Pitt was educated at Winchester College and went on to study at New College, Oxford in 1719. He is credited with arriving there with two manuscript volumes of his verse, one of which was a translation of Lucan’s Pharsalia. However, on discovering that Nicholas Rowe had already made a good translation of Lucan’s work, he never submitted his for publication. However, in 1721 he published two shorter works, the "Poem on the death of the late Earl Stanhope" and – anonymously as "a person of quality" – "The Plague of Marseilles". His translation of Marco Girolamo Vida’s Art of Poetry in 1725 brought him some reputation and also the friendship of Alexander Pope, whose own An Essay on Criticism (a work that Pitt judiciously echoed in homage) covered much the same ground. From then on his time was divided between religious duties, which left him ample leisure for continuing his literary work, to visiting friends, and to recurring periods of gout. A facetious poem by his "brother" poet describes one such episode while paying tribute to his version of the Aeneid. This ambitious translation project, completed in 1740, guaranteed frequent publication of all his poetry for the rest of the century, as well as a biographical preface in Samuel Johnson’s Lives of the Poets.
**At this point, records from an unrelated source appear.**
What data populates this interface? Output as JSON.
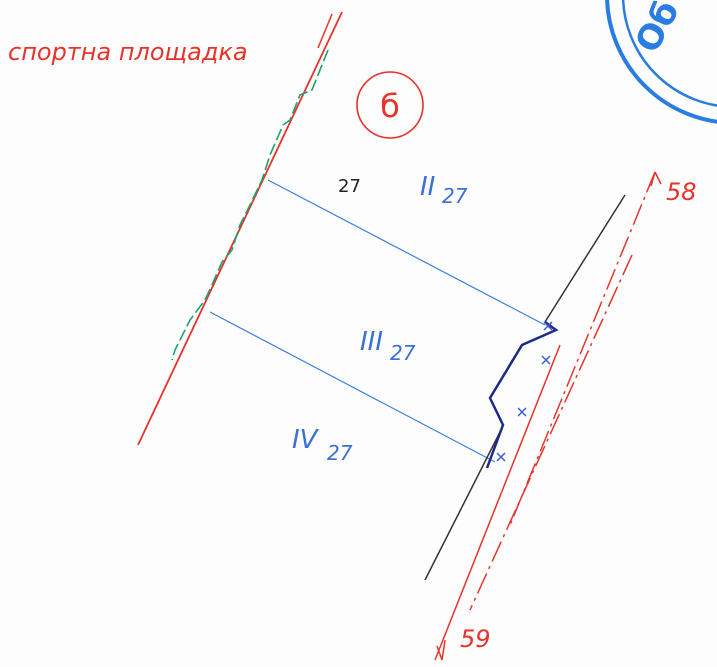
{
  "labels": {
    "area": "спортна площадка",
    "block": "б",
    "lot": "27",
    "parcels": [
      {
        "numeral": "II",
        "sub": "27"
      },
      {
        "numeral": "III",
        "sub": "27"
      },
      {
        "numeral": "IV",
        "sub": "27"
      }
    ],
    "street_north": "58",
    "street_south": "59",
    "stamp": "Об"
  }
}
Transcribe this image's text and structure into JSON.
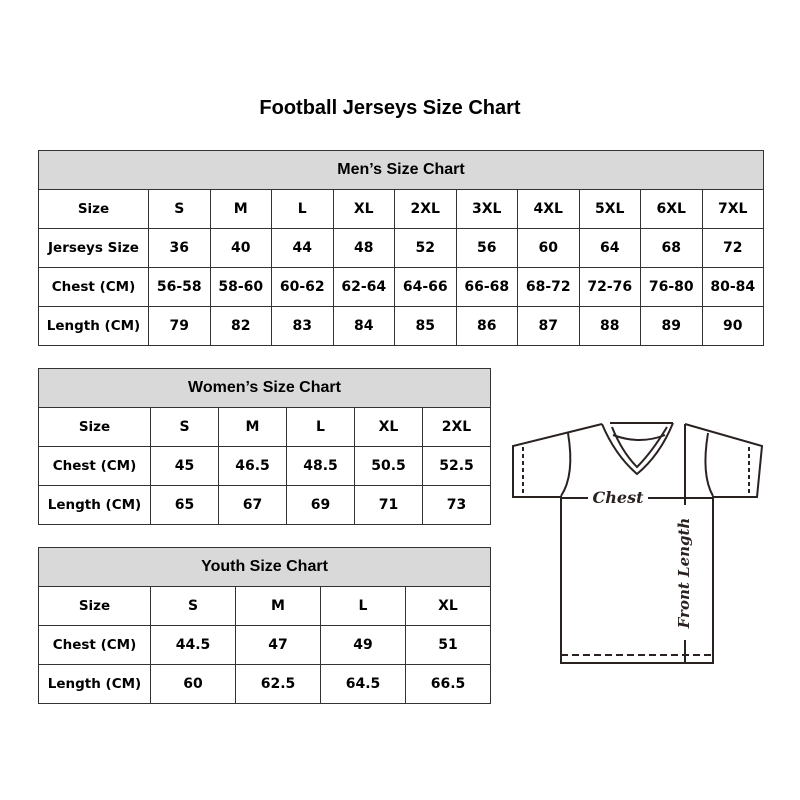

Christopher Pitt had been presented with the rectory of Pimperne by his uncle George and, having taken holy orders, lived there permanently from 1724. After his death in 1748 tributes noted that he died without a single enemy, and also echoed the wording on the memorial tablet in the church at Blandford referring to "the universal candour of his mind and the primitive simplicity of his manner".